Archdale Palmer Wickham (9 November 1855 – 13 October 1935) was an English Anglican clergyman, first-class cricketer and entomologist.

==Clerical career==
Wickham was the son of the Rev. Edmund Dawe Wickham of Holmwood, and was educated at Marlborough College. He matriculated in 1874 at New College, Oxford, where he read Classics, and graduated B.A. in 1879. He then prepared for the priesthood at Leeds Clergy School and was ordained.

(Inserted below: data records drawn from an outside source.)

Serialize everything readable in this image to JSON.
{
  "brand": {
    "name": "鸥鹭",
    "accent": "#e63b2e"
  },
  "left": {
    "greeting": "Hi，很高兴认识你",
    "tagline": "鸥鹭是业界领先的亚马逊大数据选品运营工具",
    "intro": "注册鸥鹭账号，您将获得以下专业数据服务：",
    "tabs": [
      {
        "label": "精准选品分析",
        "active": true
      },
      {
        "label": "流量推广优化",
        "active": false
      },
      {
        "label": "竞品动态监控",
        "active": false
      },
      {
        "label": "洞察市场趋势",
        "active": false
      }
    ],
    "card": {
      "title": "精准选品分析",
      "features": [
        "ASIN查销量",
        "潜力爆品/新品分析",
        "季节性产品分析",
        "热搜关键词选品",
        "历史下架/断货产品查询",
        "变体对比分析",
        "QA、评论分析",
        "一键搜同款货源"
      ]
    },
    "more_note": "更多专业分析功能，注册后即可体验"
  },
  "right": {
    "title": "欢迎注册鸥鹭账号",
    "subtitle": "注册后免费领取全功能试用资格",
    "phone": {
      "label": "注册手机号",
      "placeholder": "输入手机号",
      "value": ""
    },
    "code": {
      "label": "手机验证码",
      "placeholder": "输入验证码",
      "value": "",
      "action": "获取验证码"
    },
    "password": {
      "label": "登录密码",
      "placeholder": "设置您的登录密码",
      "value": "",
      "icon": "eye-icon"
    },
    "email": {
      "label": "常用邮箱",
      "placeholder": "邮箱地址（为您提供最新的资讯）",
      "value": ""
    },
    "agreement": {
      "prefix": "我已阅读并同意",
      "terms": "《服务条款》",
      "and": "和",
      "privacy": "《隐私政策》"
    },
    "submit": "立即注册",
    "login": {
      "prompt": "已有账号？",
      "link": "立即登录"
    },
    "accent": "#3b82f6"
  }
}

After three curacies he was vicar of Martock, Somerset, from 1888 to 1911 and a prebendary of Wells Cathedral from 1904 to 1911. He was then vicar of East Brent, Somerset, from 1911 until his death in 1935.

==Cricket career==
Wickham played 82 first-class matches for Somerset County Cricket Club between 1891 and 1907. He also played for a number of representative teams and for Oxford University, and played second-class cricket for Norfolk County Cricket Club from 1881 to 1890. A wicket-keeper and right-handed batsman, he scored 760 career first-class runs, and claimed 90 catches and 60 stumpings. He had a distinctive wicket-keeping stance, bending low with his feet more than a metre apart.

Playing for Somerset against Hampshire in the County Championship in 1899, Wickham kept throughout Hampshire's innings of 672 for 7 without conceding a bye. This remained a record in the Championship until 2002. In 1901, playing for Somerset against Oxford University, he kept wicket for both sides: when the Oxford wicketkeeper was injured during the match, Wickham volunteered to stand in briefly for him. It is the only known instance in first-class cricket of a player keeping wickets for both sides in the same match.

Wickham was not noted for his batting, and usually batted at number 11. However, when he made his highest first-class score of 28, he top-scored in Somerset's second innings as they struggled in vain to avoid an innings defeat against Gloucestershire in 1900.

==Personal life==
Wickham was a renowned amateur entomologist, specializing in the Lepidoptera. In 1917 he was elected a Fellow of the Royal Entomological Society. His collection of butterflies numbered many thousands. After his death his collection of specimens and manuscripts was lodged at the British Museum.

Wickham married firstly, in 1883, Emily Helena McPherson Baldwin (1856–1890), daughter of the Rev. John Richard Baldwin, a chaplain in India. They had a daughter and two sons. He and his second wife, Harriet Elizabeth Strong, who came from a family of vicars and brewers, had a son and two daughters.